Tea partiers are great at publicity

I have to hand it to the tea party Republicans: They know how to run a campaign.

While we should be worried about figuring out how to keep the billionaires from coming up with scams that will ruin our economy again while they get richer, the Republicans have managed to get the public to think the major problem is that teachers, nurses and other government workers are lazy, tax-avoiding scum who are breaking the economy.  I’m not quite sure how they did it, but it is brilliant.

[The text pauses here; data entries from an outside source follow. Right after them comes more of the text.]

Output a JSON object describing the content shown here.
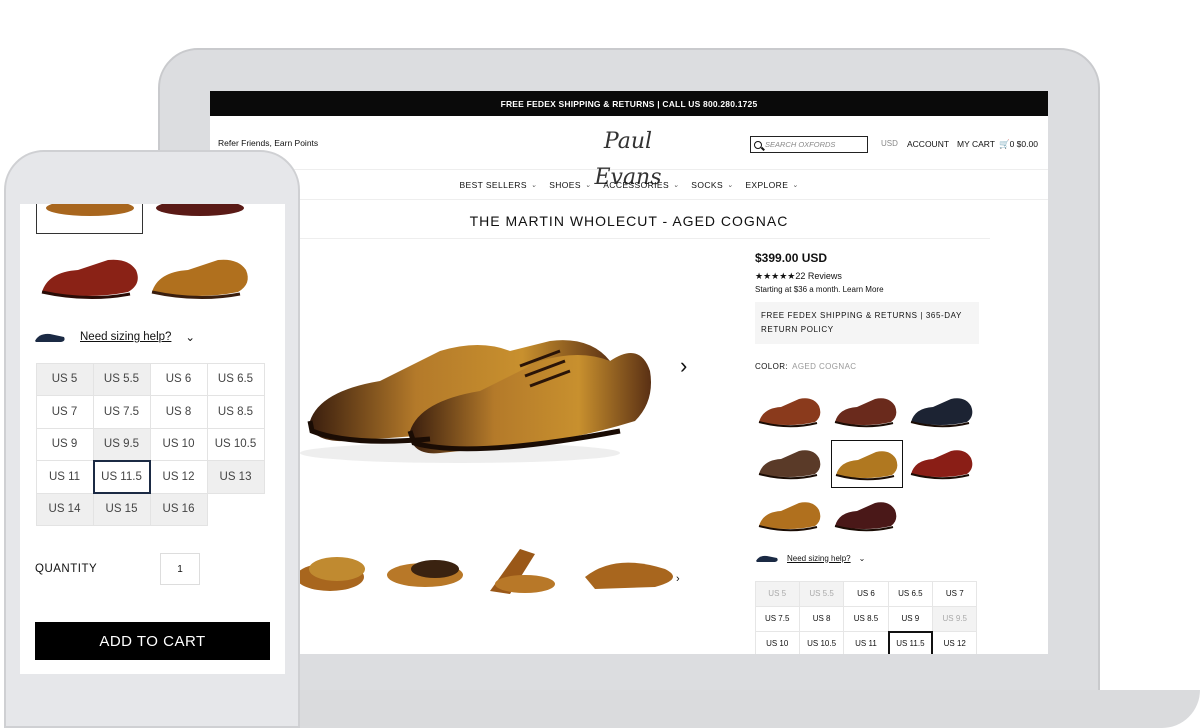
{
  "site": {
    "promo_text": "FREE FEDEX SHIPPING & RETURNS | CALL US 800.280.1725",
    "refer_link": "Refer Friends, Earn Points",
    "logo_text": "Paul Evans",
    "search_placeholder": "SEARCH OXFORDS",
    "currency": "USD",
    "account": "ACCOUNT",
    "cart_label": "MY CART",
    "cart_info": "0 $0.00",
    "nav": [
      "BEST SELLERS",
      "SHOES",
      "ACCESSORIES",
      "SOCKS",
      "EXPLORE"
    ]
  },
  "product": {
    "title": "THE MARTIN WHOLECUT - AGED COGNAC",
    "price": "$399.00 USD",
    "stars": "★★★★★",
    "reviews": "22 Reviews",
    "financing": "Starting at $36 a month. Learn More",
    "shipping_note": "FREE FEDEX SHIPPING & RETURNS | 365-DAY RETURN POLICY",
    "color_label": "COLOR:",
    "color_value": "AGED COGNAC",
    "sizing_help": "Need sizing help?",
    "sizes": [
      {
        "label": "US 5",
        "oos": true
      },
      {
        "label": "US 5.5",
        "oos": true
      },
      {
        "label": "US 6",
        "oos": false
      },
      {
        "label": "US 6.5",
        "oos": false
      },
      {
        "label": "US 7",
        "oos": false
      },
      {
        "label": "US 7.5",
        "oos": false
      },
      {
        "label": "US 8",
        "oos": false
      },
      {
        "label": "US 8.5",
        "oos": false
      },
      {
        "label": "US 9",
        "oos": false
      },
      {
        "label": "US 9.5",
        "oos": true
      },
      {
        "label": "US 10",
        "oos": false
      },
      {
        "label": "US 10.5",
        "oos": false
      },
      {
        "label": "US 11",
        "oos": false
      },
      {
        "label": "US 11.5",
        "oos": false,
        "selected": true
      },
      {
        "label": "US 12",
        "oos": false
      }
    ],
    "swatch_colors": [
      "#8a3a1c",
      "#6a2a1c",
      "#1c2333",
      "#5a3a28",
      "#b07820",
      "#8a1e16",
      "#b0701e",
      "#4a1818"
    ]
  },
  "mobile": {
    "sizing_help": "Need sizing help?",
    "sizes": [
      {
        "label": "US 5",
        "oos": true
      },
      {
        "label": "US 5.5",
        "oos": true
      },
      {
        "label": "US 6",
        "oos": false
      },
      {
        "label": "US 6.5",
        "oos": false
      },
      {
        "label": "US 7",
        "oos": false
      },
      {
        "label": "US 7.5",
        "oos": false
      },
      {
        "label": "US 8",
        "oos": false
      },
      {
        "label": "US 8.5",
        "oos": false
      },
      {
        "label": "US 9",
        "oos": false
      },
      {
        "label": "US 9.5",
        "oos": true
      },
      {
        "label": "US 10",
        "oos": false
      },
      {
        "label": "US 10.5",
        "oos": false
      },
      {
        "label": "US 11",
        "oos": false
      },
      {
        "label": "US 11.5",
        "oos": false,
        "selected": true
      },
      {
        "label": "US 12",
        "oos": false
      },
      {
        "label": "US 13",
        "oos": true
      },
      {
        "label": "US 14",
        "oos": true
      },
      {
        "label": "US 15",
        "oos": true
      },
      {
        "label": "US 16",
        "oos": true
      }
    ],
    "quantity_label": "QUANTITY",
    "quantity": "1",
    "add_to_cart": "ADD TO CART"
  }
}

Despite the fact that unions have been losing power and influence for decades, they’re the biggest problem we face. No, the big problem is not the millions out of work (that’s obvious, because the Republicans are cutting jobs, so jobs must not be that important). It’s not the lackluster economy (also obvious because the Republicans are doing anything they can to keep the spotlight away from it since they gained power), and it’s not global warming (since they don’t even believe in it).  It’s those unions!

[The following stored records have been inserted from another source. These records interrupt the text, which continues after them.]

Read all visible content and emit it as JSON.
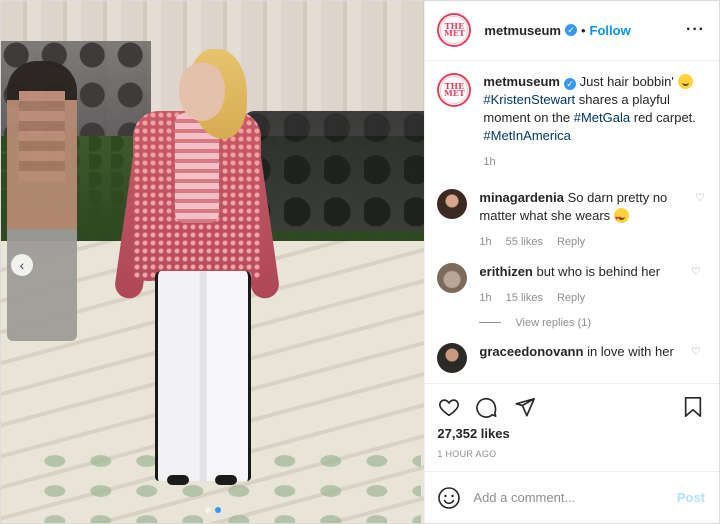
{
  "account": {
    "username": "metmuseum",
    "avatar_text": "THE MET",
    "follow_label": "Follow",
    "verified": true
  },
  "caption": {
    "username": "metmuseum",
    "text_pre": "Just hair bobbin'",
    "tag_person": "#KristenStewart",
    "text_mid": "shares a playful moment on the",
    "tag_event": "#MetGala",
    "text_post": "red carpet.",
    "tag_theme": "#MetInAmerica",
    "time": "1h"
  },
  "comments": [
    {
      "username": "minagardenia",
      "text": "So darn pretty no matter what she wears",
      "time": "1h",
      "likes": "55 likes",
      "reply_label": "Reply"
    },
    {
      "username": "erithizen",
      "text": "but who is behind her",
      "time": "1h",
      "likes": "15 likes",
      "reply_label": "Reply",
      "view_replies": "View replies (1)"
    },
    {
      "username": "graceedonovann",
      "text": "in love with her"
    }
  ],
  "post": {
    "likes": "27,352 likes",
    "time_ago": "1 HOUR AGO",
    "comment_placeholder": "Add a comment...",
    "post_label": "Post"
  },
  "carousel": {
    "total": 2,
    "active_index": 1
  },
  "icons": [
    "more-options-icon",
    "verified-icon",
    "like-heart-icon",
    "comment-icon",
    "share-icon",
    "bookmark-icon",
    "emoji-icon",
    "carousel-prev-icon"
  ],
  "colors": {
    "link": "#00376b",
    "follow": "#0095f6",
    "brand": "#e4405f",
    "post_disabled": "#b2dffc"
  }
}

And it’s not enough that the unions have already given in on every financial point. It’s not enough that they have conceded to higher pension contributions, lower pay, or whatever it has taken to allow the richest to keep their tax breaks.  The unions must be destroyed. While I don’t believe in what they stand for, I’d want a tea partier to handle my publicity any day.



Labor costs must be cut to balance budgets

We are currently witnessing news from several cash-strapped states whose newly elected officials are attempting to balance their budgets.

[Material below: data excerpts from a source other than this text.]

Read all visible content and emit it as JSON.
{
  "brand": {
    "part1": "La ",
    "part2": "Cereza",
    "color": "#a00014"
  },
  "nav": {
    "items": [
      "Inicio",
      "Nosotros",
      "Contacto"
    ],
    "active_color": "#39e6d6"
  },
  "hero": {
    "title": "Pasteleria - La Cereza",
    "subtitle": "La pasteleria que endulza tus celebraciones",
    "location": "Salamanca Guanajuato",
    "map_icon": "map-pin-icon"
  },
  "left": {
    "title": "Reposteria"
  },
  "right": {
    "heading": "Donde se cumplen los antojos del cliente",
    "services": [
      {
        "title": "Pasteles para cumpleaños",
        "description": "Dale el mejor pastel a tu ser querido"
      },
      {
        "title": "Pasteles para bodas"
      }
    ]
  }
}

In most businesses and, particularly, in the public domain, labor costs are a major element of the budget. Therefore, labor costs must be addressed in attempt to materially affect the bottom line. Consequently, elected officials of the states in the news are proposing to include a reduction in state labor costs and obligations as part of their plan to bring their states’ finances under control.

What we see and hear on the news are noisy groups of labor bosses and public sector union members trying to obstruct the business of government, while vilifying the elected officials, taxpayers (whence their paycheck), and the voters.

Our own new governor has declared his intention to bring fiscal sanity to our state. We will know he’s serious when he addresses the labor issue by initiating layoffs and re-evaluating pay, pensions and benefits of our public service workers.

We, the voters and taxpayers are waiting and hoping for meaningful action.



Park status could change monument experience

The tone at the Feb. 23 forum, regarding the possible designation change of Colorado National Monument to national park status, was resoundingly in favor of the proposed change. But it’s a two-edged sword.

The national monument is currently being managed and operated as a national park, according to Sen. Mark Udall and Superintendent Joan Anzelmo. So the only reason for Congress to change the designation would be for political gain and/or increased user fees.

Locally, the only reason for the desired change, as expressed by the majority of the commentators at the meeting, is for increased prestige and visitor numbers. That equates to a benefit for business, and with that point I agree. But those increased numbers come at a very high price.

If you now enjoy the monument for hiking, biking, touring or simply a place to find a little serenity, you understand that those can be challenging endeavors with only 738,000 visitors a year. Give it park status and those hikes will be like a trip to Arches or Grand Canyon or any other park that’s now on the map with three or four times the numbers to contend with.

Riding your bike in front of a tour bus without enough power to pass, which itself is holding up dozens of sightseers behind it, will assuredly change the experience — probably negatively, and probably for all involved. Colorado National Monument simply cannot sustain the increased usage that would inevitably result from a change to Colorado National Park, or whatever the name might end up to be. The infrastructure is limited to what exists there now. There is no way to expand the volume of facilities to match the volume of visits that will occur.

Let us be conscious of the effects that will surely come with the proposed change. Let us carefully consider this proposal and recognize that “Power of Place,” as the headline on Anzelmo’s recent column called it, could be radically transformed if we allow the bottom line to guide the discussion that is now beginning to take place.